Houston Chronicle

Continuing flood recovery

- Jess Arnold, Houston

Regarding “Flood project holds promise” (Page A21, Oct. 28), the author, Mark Cover, is right that the work of rebuilding is far from over. Every Saturday since Harvey, a group of friends and I have been mucking homes in Kashmere Gardens. Sometimes we saw other teams of volunteers helping families, but most weekends it seemed like just us — clearing one house at a time.

Most weekends we felt, as some neighbors had told us, they had been abandoned by the rest of Houston — they were left to fend for themselves.

Recently we couldn’t find a house to muck in Kashmere. We thought naively that the worst of Harvey had turned a corner toward recovery. Then we showed up in the Lakewood subdivisio­n in Northeast Houston.

Flood waters crested their rooftops. They heard their neighbor’s children crying in nearby attics.
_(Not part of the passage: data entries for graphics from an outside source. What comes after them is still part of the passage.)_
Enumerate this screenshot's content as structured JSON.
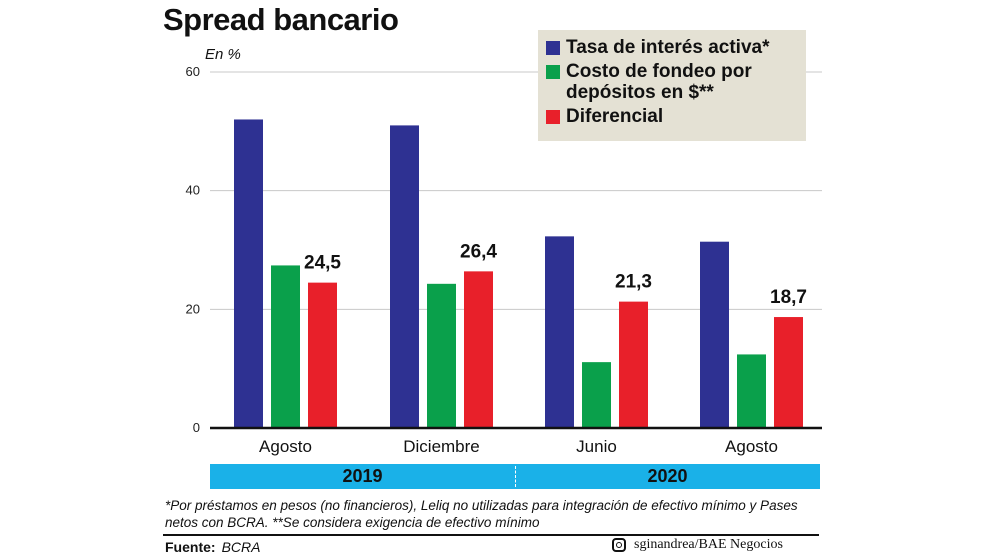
{
  "title": "Spread bancario",
  "unit": "En %",
  "legend": [
    {
      "label": "Tasa de interés activa*",
      "color": "#2e3192"
    },
    {
      "label": "Costo de fondeo por depósitos en $**",
      "color": "#0aa04b"
    },
    {
      "label": "Diferencial",
      "color": "#e8202a"
    }
  ],
  "years": {
    "y2019": "2019",
    "y2020": "2020",
    "band_color": "#1ab1e8"
  },
  "footnote": "*Por préstamos en pesos (no financieros), Leliq no utilizadas para integración de efectivo mínimo y Pases netos con BCRA. **Se considera exigencia de efectivo mínimo",
  "source": {
    "label": "Fuente:",
    "value": "BCRA"
  },
  "credit": "sginandrea/BAE Negocios",
  "chart_data": {
    "type": "bar",
    "title": "Spread bancario",
    "ylabel": "En %",
    "ylim": [
      0,
      60
    ],
    "yticks": [
      "0",
      "20",
      "40",
      "60"
    ],
    "grid": true,
    "legend_position": "top-right",
    "categories": [
      "Agosto",
      "Diciembre",
      "Junio",
      "Agosto"
    ],
    "series": [
      {
        "name": "Tasa de interés activa*",
        "color": "#2e3192",
        "values": [
          52,
          51,
          32.3,
          31.4
        ]
      },
      {
        "name": "Costo de fondeo por depósitos en $**",
        "color": "#0aa04b",
        "values": [
          27.4,
          24.3,
          11.1,
          12.4
        ]
      },
      {
        "name": "Diferencial",
        "color": "#e8202a",
        "values": [
          24.5,
          26.4,
          21.3,
          18.7
        ]
      }
    ],
    "data_labels": [
      "24,5",
      "26,4",
      "21,3",
      "18,7"
    ]
  }
}
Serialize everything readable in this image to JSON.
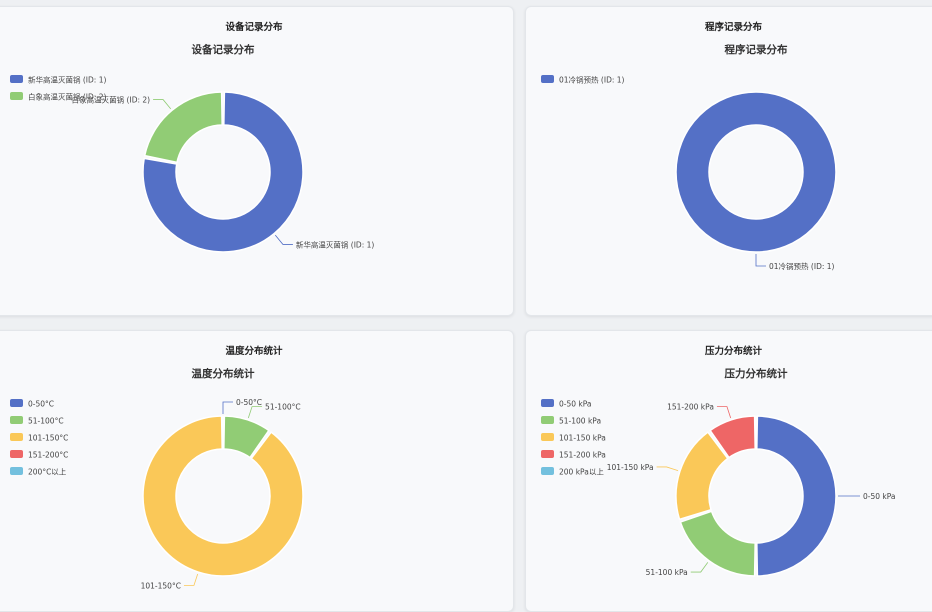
{
  "cards": [
    {
      "header": "设备记录分布"
    },
    {
      "header": "程序记录分布"
    },
    {
      "header": "温度分布统计"
    },
    {
      "header": "压力分布统计"
    }
  ],
  "chart_data": [
    {
      "type": "pie",
      "donut": true,
      "title": "设备记录分布",
      "legend_position": "top-left",
      "categories": [
        "新华高温灭菌锅 (ID: 1)",
        "白象高温灭菌锅 (ID: 2)"
      ],
      "values": [
        78,
        22
      ],
      "colors": [
        "#5470c6",
        "#91cc75"
      ],
      "slice_labels": [
        "新华高温灭菌锅 (ID: 1)",
        "白象高温灭菌锅 (ID: 2)"
      ]
    },
    {
      "type": "pie",
      "donut": true,
      "title": "程序记录分布",
      "legend_position": "top-left",
      "categories": [
        "01冷锅预热 (ID: 1)"
      ],
      "values": [
        100
      ],
      "colors": [
        "#5470c6"
      ],
      "slice_labels": [
        "01冷锅预热 (ID: 1)"
      ]
    },
    {
      "type": "pie",
      "donut": true,
      "title": "温度分布统计",
      "legend_position": "top-left",
      "categories": [
        "0-50°C",
        "51-100°C",
        "101-150°C",
        "151-200°C",
        "200°C以上"
      ],
      "values": [
        0,
        10,
        90,
        0,
        0
      ],
      "colors": [
        "#5470c6",
        "#91cc75",
        "#fac858",
        "#ee6666",
        "#73c0de"
      ],
      "slice_labels": [
        "0-50°C",
        "51-100°C",
        "101-150°C",
        "",
        ""
      ]
    },
    {
      "type": "pie",
      "donut": true,
      "title": "压力分布统计",
      "legend_position": "top-left",
      "categories": [
        "0-50 kPa",
        "51-100 kPa",
        "101-150 kPa",
        "151-200 kPa",
        "200 kPa以上"
      ],
      "values": [
        50,
        20,
        20,
        10,
        0
      ],
      "colors": [
        "#5470c6",
        "#91cc75",
        "#fac858",
        "#ee6666",
        "#73c0de"
      ],
      "slice_labels": [
        "0-50 kPa",
        "51-100 kPa",
        "101-150 kPa",
        "151-200 kPa",
        ""
      ]
    }
  ]
}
When they made their way to the shelters, they watched as armies of support flooded into Kingwood, their more affluent neighbor to the north. Then they returned to devastated homes, no armies of support in sight, with that same sentiment I felt in Kashmere — they were left to fend for themselves.

We helped Joshua Anderson rip everything out of his mother’s home. He told us FEMA’s offerings were worse than paltry — not even enough to fix the floors he tore out himself, let alone replace a small percentage of everything lost. He also told us matter-of-factly about the dearth of donations and supplies his neighborho­od has received opposed to the great need. He and some buddies started their own hyper-local donation and distributi­on center out of a gutted home. It is also where the friends have been sleeping. They named their organizati­on, very aptly, S.O.S. — Save Our Selves.

Houston’s response to Harvey can’t be called a success until all our neighbors, even the less-affluent, aren’t left to save themselves.